The past decade has seen some promising solutions. Unsupervised relation extraction (URE) algorithms extract relations from a corpus without knowing the relations in advance. However, most algorithms (Hasegawa, Sekine, & Grishman, 2004; Shinyama & Sekine, 2006; Chen, Ji, Tan, & Niu, 2005) rely on tagging predefined types of entities as relation arguments, and thus are not well-suited for open domain relation extraction.
Recently, Kok and Domingos (2008) proposed Semantic Network Extractor (SNE), which generates argument semantic classes and sets of synonymous relation phrases at the same time. It avoids the requirement of tagging relation arguments of predefined types. However, SNE has 2 limitations: 1) following previous URE algorithms, it only uses features from the set of input relation instances for clustering. Empirically we found that it fails to group many relevant relation instances. These features, such as the surface forms of arguments and lexical sequences in between, are very sparse in practice. In contrast, there exist several well-known corpus-level semantic resources that can be automatically derived from a source corpus and are shown to be useful for generating the key elements of a relation: its 2 argument semantic classes and a set of synonymous phrases. For example, semantic classes can be derived from a source corpus with contextual distributional similarity and web table co-occurrences. The “synonymy”1 problem for clustering relation instances could potentially be better solved by adding these resources. 2) SNE assumes that each entity or relation phrase belongs to exactly one cluster, thus is not able to effectively handle polysemy of relation phrases2. An example of a polysemous phrase is be the currency of as in 2 triples <Euro, be the currency of, Germany> and <authorship, be the currency of, science>. As the target corpus expands from mostly news to the open web, polysemy becomes more important as input covers a wider range of domains. In practice, around 22% (in forthcoming sections) of relation phrases are polysemous. Failure to handle these cases significantly limits its effectiveness.

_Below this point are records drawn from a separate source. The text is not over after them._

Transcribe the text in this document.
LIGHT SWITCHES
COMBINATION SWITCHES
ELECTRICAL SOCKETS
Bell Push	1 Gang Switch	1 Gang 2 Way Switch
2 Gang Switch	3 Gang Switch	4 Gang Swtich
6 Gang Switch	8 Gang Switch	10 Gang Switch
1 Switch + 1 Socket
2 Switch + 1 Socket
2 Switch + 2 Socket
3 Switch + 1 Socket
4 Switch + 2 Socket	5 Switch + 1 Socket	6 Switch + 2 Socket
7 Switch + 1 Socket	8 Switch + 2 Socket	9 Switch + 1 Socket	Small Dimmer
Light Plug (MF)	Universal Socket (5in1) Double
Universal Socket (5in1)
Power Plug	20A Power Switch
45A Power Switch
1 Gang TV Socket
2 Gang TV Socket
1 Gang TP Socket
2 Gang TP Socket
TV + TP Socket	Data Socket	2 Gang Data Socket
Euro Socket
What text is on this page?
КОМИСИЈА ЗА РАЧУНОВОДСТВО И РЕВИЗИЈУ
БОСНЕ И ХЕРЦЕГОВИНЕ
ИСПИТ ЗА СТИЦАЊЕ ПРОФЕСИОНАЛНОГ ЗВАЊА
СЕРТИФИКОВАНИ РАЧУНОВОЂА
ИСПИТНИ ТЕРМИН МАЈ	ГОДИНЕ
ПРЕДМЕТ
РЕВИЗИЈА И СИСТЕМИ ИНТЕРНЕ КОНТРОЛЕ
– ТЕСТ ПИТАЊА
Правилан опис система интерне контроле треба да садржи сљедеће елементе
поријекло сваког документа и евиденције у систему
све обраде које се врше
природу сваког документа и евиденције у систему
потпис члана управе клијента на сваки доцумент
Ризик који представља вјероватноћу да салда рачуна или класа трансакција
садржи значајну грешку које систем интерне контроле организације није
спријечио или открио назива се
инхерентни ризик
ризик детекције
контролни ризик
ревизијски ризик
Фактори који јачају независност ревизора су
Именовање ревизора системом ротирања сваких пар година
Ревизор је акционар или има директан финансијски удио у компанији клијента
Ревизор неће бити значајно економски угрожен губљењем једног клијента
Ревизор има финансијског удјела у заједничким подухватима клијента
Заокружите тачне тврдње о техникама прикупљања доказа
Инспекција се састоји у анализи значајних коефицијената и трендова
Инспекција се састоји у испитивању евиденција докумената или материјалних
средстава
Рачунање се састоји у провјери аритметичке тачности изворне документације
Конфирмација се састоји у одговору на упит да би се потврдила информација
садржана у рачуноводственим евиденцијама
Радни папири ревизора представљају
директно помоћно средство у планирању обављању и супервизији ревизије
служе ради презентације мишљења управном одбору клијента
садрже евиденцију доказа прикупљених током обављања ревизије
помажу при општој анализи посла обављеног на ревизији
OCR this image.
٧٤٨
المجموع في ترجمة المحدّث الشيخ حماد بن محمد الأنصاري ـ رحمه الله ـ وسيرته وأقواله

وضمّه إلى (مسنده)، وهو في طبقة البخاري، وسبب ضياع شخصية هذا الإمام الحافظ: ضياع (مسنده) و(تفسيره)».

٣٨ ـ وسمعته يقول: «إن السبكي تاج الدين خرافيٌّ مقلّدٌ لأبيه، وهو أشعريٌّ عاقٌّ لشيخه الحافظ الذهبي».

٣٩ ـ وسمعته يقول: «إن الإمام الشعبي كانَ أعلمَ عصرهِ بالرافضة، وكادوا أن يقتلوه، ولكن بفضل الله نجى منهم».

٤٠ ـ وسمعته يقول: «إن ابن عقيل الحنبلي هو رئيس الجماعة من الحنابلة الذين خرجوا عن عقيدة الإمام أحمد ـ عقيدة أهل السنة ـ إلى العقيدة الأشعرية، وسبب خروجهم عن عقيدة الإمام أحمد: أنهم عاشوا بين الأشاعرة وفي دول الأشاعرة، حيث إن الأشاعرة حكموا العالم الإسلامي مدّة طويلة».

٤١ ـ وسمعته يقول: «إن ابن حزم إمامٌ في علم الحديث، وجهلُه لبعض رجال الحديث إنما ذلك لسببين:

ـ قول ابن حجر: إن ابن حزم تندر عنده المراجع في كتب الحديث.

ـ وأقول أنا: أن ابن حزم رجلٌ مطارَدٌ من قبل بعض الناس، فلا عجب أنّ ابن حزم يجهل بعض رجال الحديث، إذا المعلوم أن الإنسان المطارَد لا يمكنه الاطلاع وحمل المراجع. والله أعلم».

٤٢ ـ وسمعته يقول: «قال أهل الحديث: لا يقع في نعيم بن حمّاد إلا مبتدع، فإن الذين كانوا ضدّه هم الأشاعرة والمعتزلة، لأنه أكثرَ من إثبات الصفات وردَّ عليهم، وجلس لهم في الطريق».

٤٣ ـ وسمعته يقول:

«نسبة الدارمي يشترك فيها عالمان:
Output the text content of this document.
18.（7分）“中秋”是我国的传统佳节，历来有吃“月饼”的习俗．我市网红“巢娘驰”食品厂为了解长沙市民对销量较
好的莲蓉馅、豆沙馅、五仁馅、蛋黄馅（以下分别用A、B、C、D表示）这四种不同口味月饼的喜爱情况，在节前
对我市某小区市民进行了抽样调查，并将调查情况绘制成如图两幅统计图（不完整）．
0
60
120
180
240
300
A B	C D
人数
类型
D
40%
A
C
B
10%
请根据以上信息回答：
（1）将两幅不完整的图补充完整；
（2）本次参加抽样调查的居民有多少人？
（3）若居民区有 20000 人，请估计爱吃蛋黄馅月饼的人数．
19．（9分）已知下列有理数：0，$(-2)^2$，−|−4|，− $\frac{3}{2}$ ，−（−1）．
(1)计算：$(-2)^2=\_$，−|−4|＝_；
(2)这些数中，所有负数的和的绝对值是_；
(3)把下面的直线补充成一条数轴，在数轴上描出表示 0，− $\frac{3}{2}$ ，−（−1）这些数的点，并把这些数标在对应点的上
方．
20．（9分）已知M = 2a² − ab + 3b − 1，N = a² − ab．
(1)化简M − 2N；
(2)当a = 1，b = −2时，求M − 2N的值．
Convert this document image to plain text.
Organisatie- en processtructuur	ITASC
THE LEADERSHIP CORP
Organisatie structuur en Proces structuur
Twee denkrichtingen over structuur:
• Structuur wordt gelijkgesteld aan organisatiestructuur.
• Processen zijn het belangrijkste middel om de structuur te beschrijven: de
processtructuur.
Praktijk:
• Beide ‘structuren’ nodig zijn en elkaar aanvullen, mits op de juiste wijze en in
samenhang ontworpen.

To move towards a more general treatment of the polysemy and synonymy problems, we present a novel algorithm WEBRE for open-domain large-scale unsupervised relation extraction without predefined relation or argument types (initially presented in Min, Shi, Grishman, & Lin, 2012). The major contributions of this work are:
- •
WEBRE incorporates a wide range of corpus-level semantic resources for improving relation extraction. The effectiveness of each knowledge source and their combination are studied and compared. To the best of our knowledge, it is the first to combine and compare them for unsupervised relation extraction;
- •
WEBRE explicitly disambiguates polysemous relation phrases and groups synonymous phrases, thus it fundamentally avoids the limitation of previous methods;
- •
Experiments on the Clueweb09 dataset (lemurproject.org/clueweb09.php) show that WEBRE is effective and efficient. We present a large-scale evaluation and show that WEBRE can extract a very large set of high-quality relations. Compared to the closest prior work, WEBRE significantly improves recall while maintaining the same level of precision. WEBRE is efficient. To the best of our knowledge, it handles the largest triple set to date (7-fold larger than largest previous effort). Taking 14.7 million triples as input, a complete run with one CPU core takes about a day.